Two Cheap and Efficient Ways to Improve Public Transit

Ah, the joy of New York City’s rush-hour subway commute. If you live in a major metropolitan area, you know the thrill in stepping off one crowded, dirty subway car into a wall of people to push your way onto the next crowded subway car. You turn up your music, or that riveting Podcast with that guy from that thing, and you power through it.

While you might be accustomed to it, the daily commute has plenty of room for improvement. Two new approaches to ease crowding on public transit systems show how some easy adjustments could make big-city commutes considerably less hellish.

A group called the Efficient Passenger Project recently posted signs on New York City subway platforms telling straphangers which section of a train to board to efficiently make their future transfer. But only days after the signs went up, the city’s Metropolitan Transit Authority tore them down.

“These signs have the potential to cause crowding conditions in certain platform areas and will create uneven loading in that some train cars will be overcrowded while others will be under-utilized,” said an MTA spokesperson. Despite the swift removal of the signs, the guerrilla campaign, part of a trend known as Tactical Urbanism, isn’t dead just yet. The anonymous individual behind EPP told New York Magazine, “I’m really going for it. I’m ready for them. My plan is to eventually convince the MTA that this is a plan worth allowing. I want to beat them with the numbers—just keep putting them up.” But, as of early March, even the group’s website had been taken down.
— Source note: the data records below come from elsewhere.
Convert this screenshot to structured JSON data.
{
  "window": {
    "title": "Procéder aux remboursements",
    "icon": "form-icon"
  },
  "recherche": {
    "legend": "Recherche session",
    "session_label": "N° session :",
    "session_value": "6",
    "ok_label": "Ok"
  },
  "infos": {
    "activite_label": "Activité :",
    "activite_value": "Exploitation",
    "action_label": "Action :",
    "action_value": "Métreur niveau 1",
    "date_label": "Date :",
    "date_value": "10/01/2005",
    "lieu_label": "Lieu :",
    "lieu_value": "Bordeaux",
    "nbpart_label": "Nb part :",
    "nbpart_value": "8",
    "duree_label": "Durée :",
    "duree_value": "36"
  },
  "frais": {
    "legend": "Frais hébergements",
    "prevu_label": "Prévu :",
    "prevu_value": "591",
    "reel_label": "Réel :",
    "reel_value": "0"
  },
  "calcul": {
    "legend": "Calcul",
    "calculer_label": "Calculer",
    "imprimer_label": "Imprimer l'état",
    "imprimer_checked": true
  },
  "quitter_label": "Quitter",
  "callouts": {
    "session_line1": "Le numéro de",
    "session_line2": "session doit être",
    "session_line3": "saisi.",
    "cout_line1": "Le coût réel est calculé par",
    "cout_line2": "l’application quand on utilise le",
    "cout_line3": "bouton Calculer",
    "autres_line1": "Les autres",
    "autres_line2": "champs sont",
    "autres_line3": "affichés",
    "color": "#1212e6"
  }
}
Over in Santiago, Chile, a more official plan to place a small gate on a crowded platform has already seen remarkable success in easing congestion. The gate, which separates exiting passengers from transferring passengers, has reduced crowding, boosted passenger capacity and increased train frequency. The plan, though, does take some adjusting to—passengers must learn where to board a train to make sure they end up on their preferred side of the gate.

A project like this shows that dramatic improvements to public transit don’t always require big investments; they require ingenuity and a willingness to try. We don’t know if the Efficient Passenger Project would have seen similar success because it wasn’t given that chance to succeed—or fail—on its own accord.